Wine is an important symbol for the Greeks as well. It is the drink of the symposium, an institution central to Socratic philosophy, as well as the trademark of Bacchus, god of wine and revelry. In the Euripedes’ play, The Bacchae, wine is simultaneously exalted, for “apart from wine, / there is no cure for human hardship” [356-357], and denounced, for from those who deny its powers Bacchus “removes intelligence, / their knowledge of true wisdom” [535-536]. It turns people into beasts, as it does Agave when she tears apart her son. Yet in the Bacchic rites, it also has the power of divine revelation. The Gnostics from Nag Hammadi were well versed in the Greeks — they were well aware of these traditional conceptions of wine and adapted them to their own purposes.

Jesus says, “I took my place in the midst of the world, and I appeared to them in flesh.

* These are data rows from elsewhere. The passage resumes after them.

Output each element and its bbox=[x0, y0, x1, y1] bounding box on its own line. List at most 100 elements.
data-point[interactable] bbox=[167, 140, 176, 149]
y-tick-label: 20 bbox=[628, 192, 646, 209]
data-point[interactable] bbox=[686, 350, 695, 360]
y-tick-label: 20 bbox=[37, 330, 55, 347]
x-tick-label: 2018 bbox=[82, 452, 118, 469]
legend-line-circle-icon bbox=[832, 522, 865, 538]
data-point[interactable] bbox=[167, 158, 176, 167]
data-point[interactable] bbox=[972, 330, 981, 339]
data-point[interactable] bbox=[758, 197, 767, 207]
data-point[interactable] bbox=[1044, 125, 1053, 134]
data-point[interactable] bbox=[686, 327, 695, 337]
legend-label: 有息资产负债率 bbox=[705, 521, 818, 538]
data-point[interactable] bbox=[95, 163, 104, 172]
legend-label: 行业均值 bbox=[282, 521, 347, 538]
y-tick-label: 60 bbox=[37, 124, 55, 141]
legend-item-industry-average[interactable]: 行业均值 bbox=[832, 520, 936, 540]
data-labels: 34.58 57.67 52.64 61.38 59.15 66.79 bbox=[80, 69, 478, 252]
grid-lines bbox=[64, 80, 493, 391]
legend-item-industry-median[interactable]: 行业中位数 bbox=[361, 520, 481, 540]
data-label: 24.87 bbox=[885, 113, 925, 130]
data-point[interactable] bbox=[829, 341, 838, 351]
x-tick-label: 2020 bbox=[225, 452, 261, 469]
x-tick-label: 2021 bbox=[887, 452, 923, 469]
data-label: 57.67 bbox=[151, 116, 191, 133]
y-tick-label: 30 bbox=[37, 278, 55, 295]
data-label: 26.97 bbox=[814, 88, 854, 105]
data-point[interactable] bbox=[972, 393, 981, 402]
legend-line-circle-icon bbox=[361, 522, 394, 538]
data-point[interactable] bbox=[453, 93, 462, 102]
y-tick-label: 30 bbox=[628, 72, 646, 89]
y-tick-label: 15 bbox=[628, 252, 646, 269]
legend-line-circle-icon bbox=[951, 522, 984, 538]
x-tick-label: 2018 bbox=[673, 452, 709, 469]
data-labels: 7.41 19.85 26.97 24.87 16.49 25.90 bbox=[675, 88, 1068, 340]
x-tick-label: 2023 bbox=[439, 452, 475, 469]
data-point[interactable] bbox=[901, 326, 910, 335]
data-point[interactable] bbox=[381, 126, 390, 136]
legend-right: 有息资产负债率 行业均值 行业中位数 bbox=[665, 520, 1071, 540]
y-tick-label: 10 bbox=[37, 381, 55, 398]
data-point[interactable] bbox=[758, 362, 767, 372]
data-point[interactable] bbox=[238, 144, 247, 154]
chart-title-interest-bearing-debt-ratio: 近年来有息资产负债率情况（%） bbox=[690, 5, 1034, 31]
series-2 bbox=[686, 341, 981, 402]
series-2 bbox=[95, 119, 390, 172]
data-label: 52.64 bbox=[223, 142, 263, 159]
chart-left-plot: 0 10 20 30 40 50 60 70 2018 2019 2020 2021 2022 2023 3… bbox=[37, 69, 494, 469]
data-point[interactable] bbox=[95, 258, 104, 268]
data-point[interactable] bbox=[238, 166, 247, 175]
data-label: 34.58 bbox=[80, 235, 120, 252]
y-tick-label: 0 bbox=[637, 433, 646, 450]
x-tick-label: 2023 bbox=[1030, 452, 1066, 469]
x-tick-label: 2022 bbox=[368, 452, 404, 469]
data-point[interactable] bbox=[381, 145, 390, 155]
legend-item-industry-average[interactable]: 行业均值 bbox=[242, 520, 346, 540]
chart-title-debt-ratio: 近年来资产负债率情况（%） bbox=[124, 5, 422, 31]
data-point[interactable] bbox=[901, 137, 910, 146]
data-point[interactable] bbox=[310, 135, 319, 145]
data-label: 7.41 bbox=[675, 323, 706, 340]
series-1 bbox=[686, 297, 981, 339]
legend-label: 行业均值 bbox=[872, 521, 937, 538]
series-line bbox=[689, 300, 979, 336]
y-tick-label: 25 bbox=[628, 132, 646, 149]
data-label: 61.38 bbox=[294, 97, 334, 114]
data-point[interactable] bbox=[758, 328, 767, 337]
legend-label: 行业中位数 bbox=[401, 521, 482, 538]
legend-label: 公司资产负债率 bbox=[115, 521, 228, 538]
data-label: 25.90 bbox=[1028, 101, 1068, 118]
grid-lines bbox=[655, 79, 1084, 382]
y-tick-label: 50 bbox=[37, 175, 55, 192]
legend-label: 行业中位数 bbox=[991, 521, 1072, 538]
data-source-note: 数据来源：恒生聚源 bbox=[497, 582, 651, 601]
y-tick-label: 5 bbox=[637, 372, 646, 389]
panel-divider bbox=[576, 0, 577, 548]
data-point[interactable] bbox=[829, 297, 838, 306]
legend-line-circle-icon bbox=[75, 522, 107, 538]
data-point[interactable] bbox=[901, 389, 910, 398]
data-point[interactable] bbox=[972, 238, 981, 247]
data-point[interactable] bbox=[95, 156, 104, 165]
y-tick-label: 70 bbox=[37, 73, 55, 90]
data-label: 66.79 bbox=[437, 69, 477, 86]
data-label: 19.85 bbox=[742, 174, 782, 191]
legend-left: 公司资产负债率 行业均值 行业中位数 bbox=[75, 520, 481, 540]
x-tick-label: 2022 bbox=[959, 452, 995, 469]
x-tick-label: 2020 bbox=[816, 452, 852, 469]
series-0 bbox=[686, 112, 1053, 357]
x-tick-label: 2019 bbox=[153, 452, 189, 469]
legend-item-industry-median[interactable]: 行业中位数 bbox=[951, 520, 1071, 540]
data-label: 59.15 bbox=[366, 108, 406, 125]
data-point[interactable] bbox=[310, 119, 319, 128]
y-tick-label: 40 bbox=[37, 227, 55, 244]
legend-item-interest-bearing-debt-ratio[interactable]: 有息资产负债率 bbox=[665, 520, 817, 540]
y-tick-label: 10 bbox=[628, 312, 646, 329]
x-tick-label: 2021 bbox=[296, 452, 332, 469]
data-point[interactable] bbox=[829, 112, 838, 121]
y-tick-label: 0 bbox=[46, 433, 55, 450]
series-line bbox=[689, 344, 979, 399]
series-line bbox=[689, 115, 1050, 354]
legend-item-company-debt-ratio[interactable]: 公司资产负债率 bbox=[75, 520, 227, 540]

I found all of them intoxicated; I found none of them thirsty” [Thomas 28]. The mundane wine can seem to fill the soul, temporary blinding it to the false life of ignorance and error it leads. “Empty they came into the world, and empty too they seek to leave the world. But for the moment they are intoxicated. When they shake off their wine, then they will repent” [ibid]. The only thing that can actually fill the soul is the true wine offered by Christ, which leads the soul to truth and knowledge. “Ignorance will result in death, because those who come from ignorance neither were nor are nor shall be. … Ignorance is a slave. Knowledge is freedom” [Philip]. Gnosis means freedom for the soul from the false images of the cave that is our material world.

Wine is a powerful symbol in Ancient Christianity. It can represent both the debauchery of the flesh and the transcendence of the soul. It is recognized in Ancient Greece for its transformative powers, creating animals out of men by blinding them to truth. Adapting Plato’s allegory of the cave, the Gnostics liken the manifest world to the world of false images, populated by drunkards who, in searching for the truth are deluded into thinking that what is false is real. These images are the revelations of God, a single completeness from which all souls arise. Souls must recognize their own divine nature, become sober from the blinding intoxication and drink from the true wine of Jesus until they are full. To be full is to reunite with the Father and attain the knowledge of truth, finding rest at last from that weary search and finally understanding how to live.

After all this talk of using a special wine from Jesus to escape this world, I wonder if abandoning the hedonistic bodily self for the divine and transcendent self is just as foolish as abandoning God for the flesh. Either path involves the intoxication of the soul and the loss of the one part of ourselves or another. It is God who chooses to reveal himself in the physical realm, so this world of the senses cannot be truly worthless. The divine nature is not disconnected from bestial nature, and drawing a line down the middle of the soul would seem to divide God’s utter unity. If wine for the Greeks could be both revelry and revelation, there do not need to be two different wines at all. The body and the spirit, the concealed and the revealed, must be embraced in order to embrace one’s true self, for surely completeness can only come when both realms are recognized as part of the divine whole.